[jdk16] RFR: 8259765: ZGC: Handle incorrect processor id reported by the operating system [v2]

Per Liden pliden at openjdk.java.net
Thu Jan 21 09:16:47 UTC 2021


On Thu, 21 Jan 2021 08:37:26 GMT, Per Liden <pliden at openjdk.org> wrote:

>> It seems there have been e-mails sent that didn't show up here, so I'm answering on GitHub to hopefully re-attach the discussion to this PR.
>> 
>> From the mailing list:
>>>> Glibc's tst-getcpu.c (which I assume is the test you are referring
>>>> to?) fails in their environment, so it seems like the affinity mask
>>>> isn't reliable either.
>>> 
>>> What's the nature of the failure?  If it's due to a non-changing
>>> affinity mask, then using sched_getaffinity data would still be okay.
>> 
>> Glibc's tst-getcpu fails with some version of "getcpu results X should be Y".
>> 
>> There seems to be a disconnect between CPU masks/affinity and what sched_getcpu() returns.
>> 
>> Example (container with 1 CPU):
>> 
>> 1. sysconf(_SC_NPROCESSORS_CONF) returns 1
>> 2. sysconf(_SC_NPROCESSORS_ONLN) returns 1
>> 3. sched_getaffinity() returns the mask 00000001
>> 4. sched_setaffinity(00000001) return success, but then sched_getcpu() returns 7(!) Should have returned 0.
>> 
>> Another example (container with 2 CPUs):
>> 
>> 1. sysconf(_SC_NPROCESSORS_CONF) returns 2
>> 2. sysconf(_SC_NPROCESSORS_ONLN) returns 2
>> 3. sched_getaffinity() returns the mask 00000011
>> 4. sched_setaffinity(00000001) returns success, but then sched_getcpu() returns 2(!). Should have returned 0.
>> 5. sched_setaffinity(00000010) returns success, but then sched_getcpu() also returns 2(!). Should have returned 1.
>> 
>> It looks like CPUs are virtualized on some level, but not in sched_getcpu(). I'm guessing sched_getcpu() is returning the CPU id of the physical CPU, and not the virtual CPU, or something. So in the last example, maybe both virtual CPUs were scheduled on the same physical CPU.
>
>> Does sched_getaffinity actually change the affinity mask?
> 
> (assuming you meant sched_setaffinity here...)
> 
> You're seem to be right. sched_setaffinity() returns success, but a following call to sched_getaffinity() shows it had no effect.
> 
>> I wonder if it just reports a 2**N - 1 unconditionally, with N being the
>> number of configured vCPUs for the container.  It probably does that so
>> that the population count of the affinity mask matches the vCPU count.
>> Likewise for the CPU entries under /sys (currently ignored by glibc
>> because of a parser bug) and /proc/stat (the fallback actually used by
>> glibc).  There is no virtualization of CPU IDs whatsoever, it looks like
>> it's all done to communicate the vCPU count, without taking into account
>> how badly this interacts with sched_getcpu.
> 
> Yep, that's what it looks like.

> So it isn't that sysconf(_SC_NPROCESSORS_CONF) returns a too low number as stated in the PR but rather that after calling sched_setaffinity, sched_getcpu is broken?

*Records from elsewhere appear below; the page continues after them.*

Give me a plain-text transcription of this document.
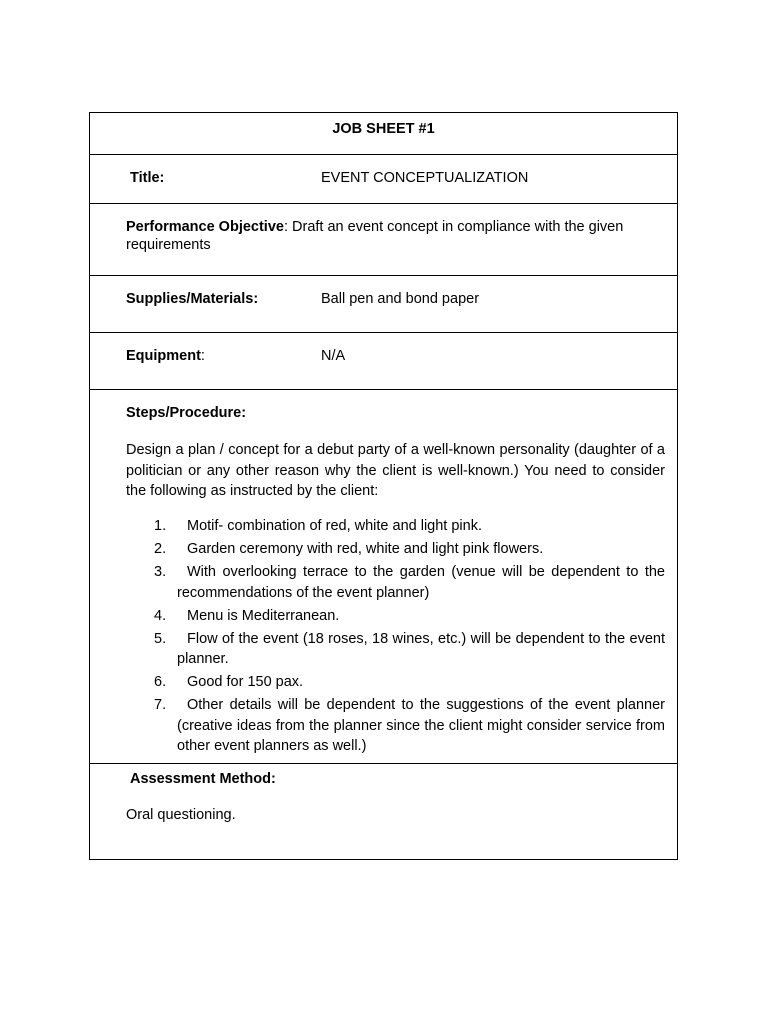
JOB SHEET #1
Title:	EVENT CONCEPTUALIZATION
Performance Objective: Draft an event concept in compliance with the given requirements
Supplies/Materials:	Ball pen and bond paper
Equipment:	N/A
Steps/Procedure:
Design a plan / concept for a debut party of a well-known personality (daughter of a politician or any other reason why the client is well-known.) You need to consider the following as instructed by the client:
1.	Motif- combination of red, white and light pink.
2.	Garden ceremony with red, white and light pink flowers.
3.	With overlooking terrace to the garden (venue will be dependent to the recommendations of the event planner)
4.	Menu is Mediterranean.
5.	Flow of the event (18 roses, 18 wines, etc.) will be dependent to the event planner.
6.	Good for 150 pax.
7.	Other details will be dependent to the suggestions of the event planner (creative ideas from the planner since the client might consider service from other event planners as well.)
Assessment Method:
Oral questioning.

It wasn't my intention to claim that sysconf() _is_ the problem here. I just wanted to mention that it _might_ be sysconf() that is the problem. The reason I mentioned that is the because of how Docker behaves. If you give a Docker container 2 CPUs, sysconf() will still return the number of CPUs available on the host system, e.g. 8, and sched_getcpu() will in that case return numbers in the 0-7 range. Of course, this was just an observation, Docker and OpenVZ could do things differently here.

> Either way won't that breakage also potentially affect the NUMA code as well?

We should be good, because libnuma will report that NUMA is not available, so we automatically disable UseNUMA if it's set.